Je vous demande donc, monsieur le ministre, quelles initiatives la France entend prendre, au niveau national comme à l'échelon européen, pour faire évoluer ce cadre réglementaire.
Mme la présidente. La parole est à M. le ministre délégué.
M. David Amiel, ministre délégué auprès de la ministre de l'action et des comptes publics, chargé de la fonction publique et de la réforme de l'État. Monsieur le sénateur, vous avez rappelé le cadre européen existant et la manière dont il conduit à des situations inacceptables pour un certain nombre de producteurs.
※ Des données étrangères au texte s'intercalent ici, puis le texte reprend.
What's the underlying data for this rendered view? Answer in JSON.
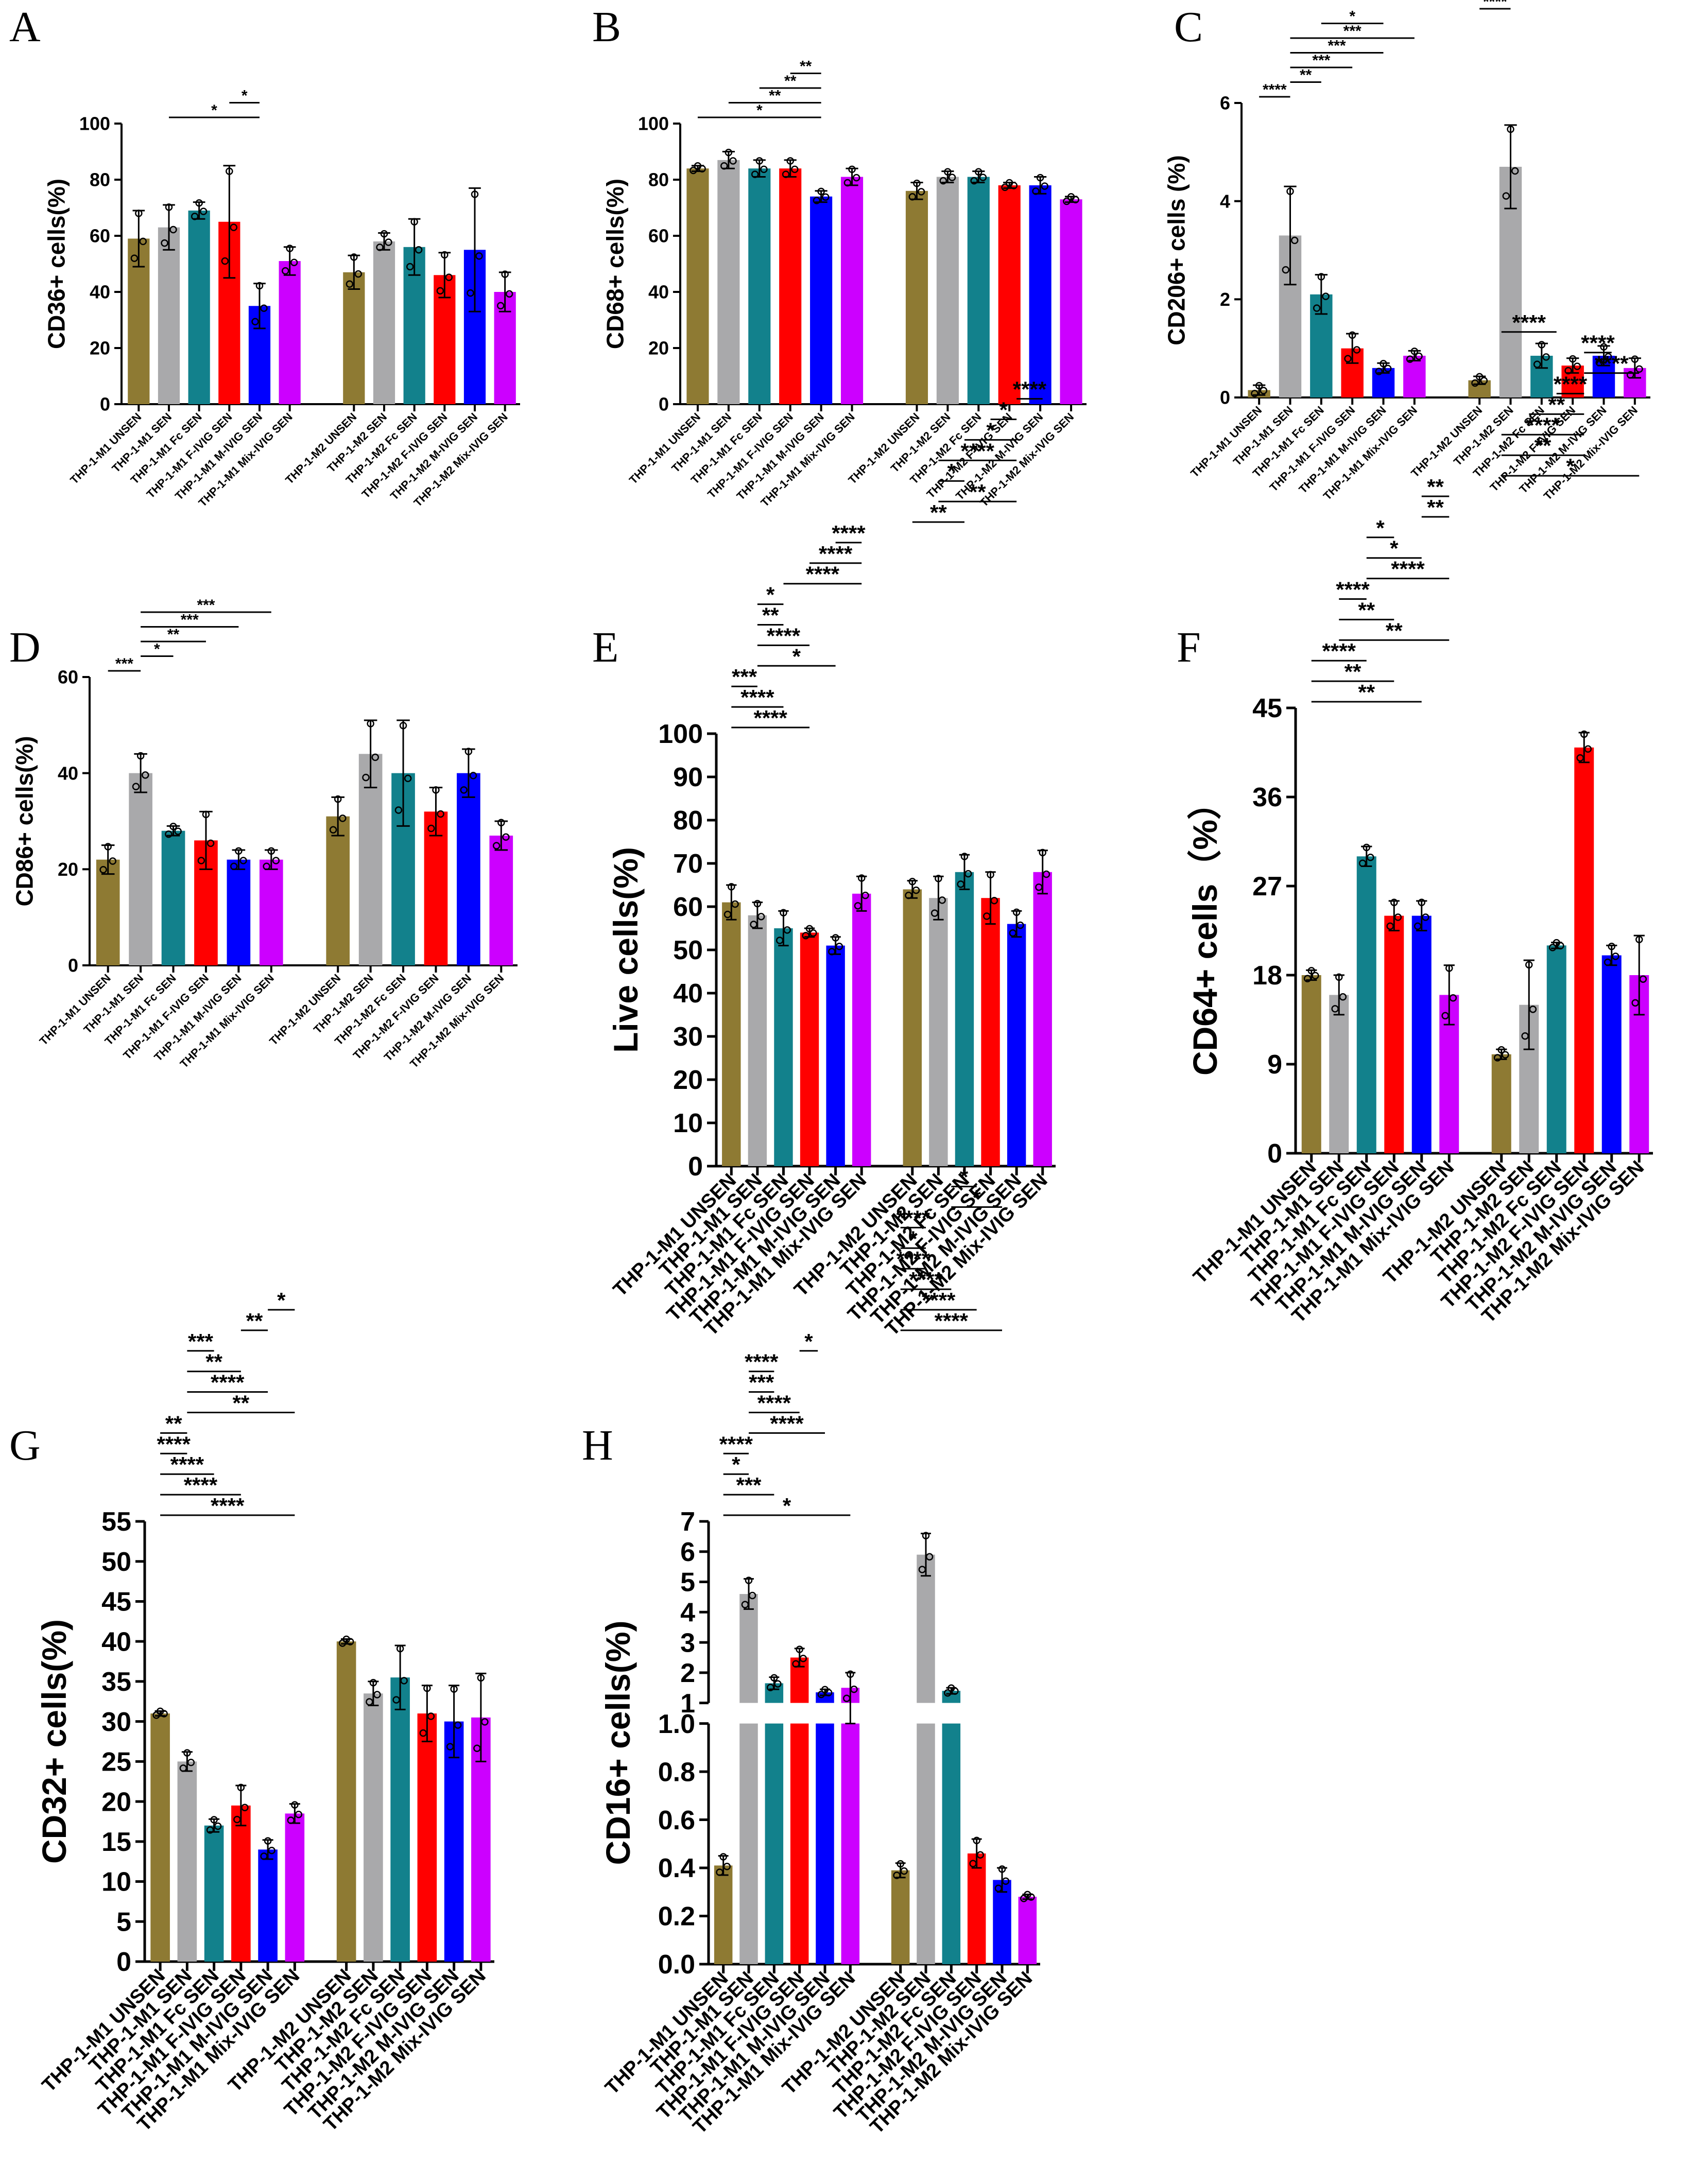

Au regard de la sensibilité du sujet pour l'ensemble des producteurs d'alcool, en particulier dans le contexte commercial international que nous connaissons, le Gouvernement a demandé aux services compétents d'effectuer un recensement des vols en question et des montants d'accises correspondants, pour tous les types de produits et dans les plus brefs délais.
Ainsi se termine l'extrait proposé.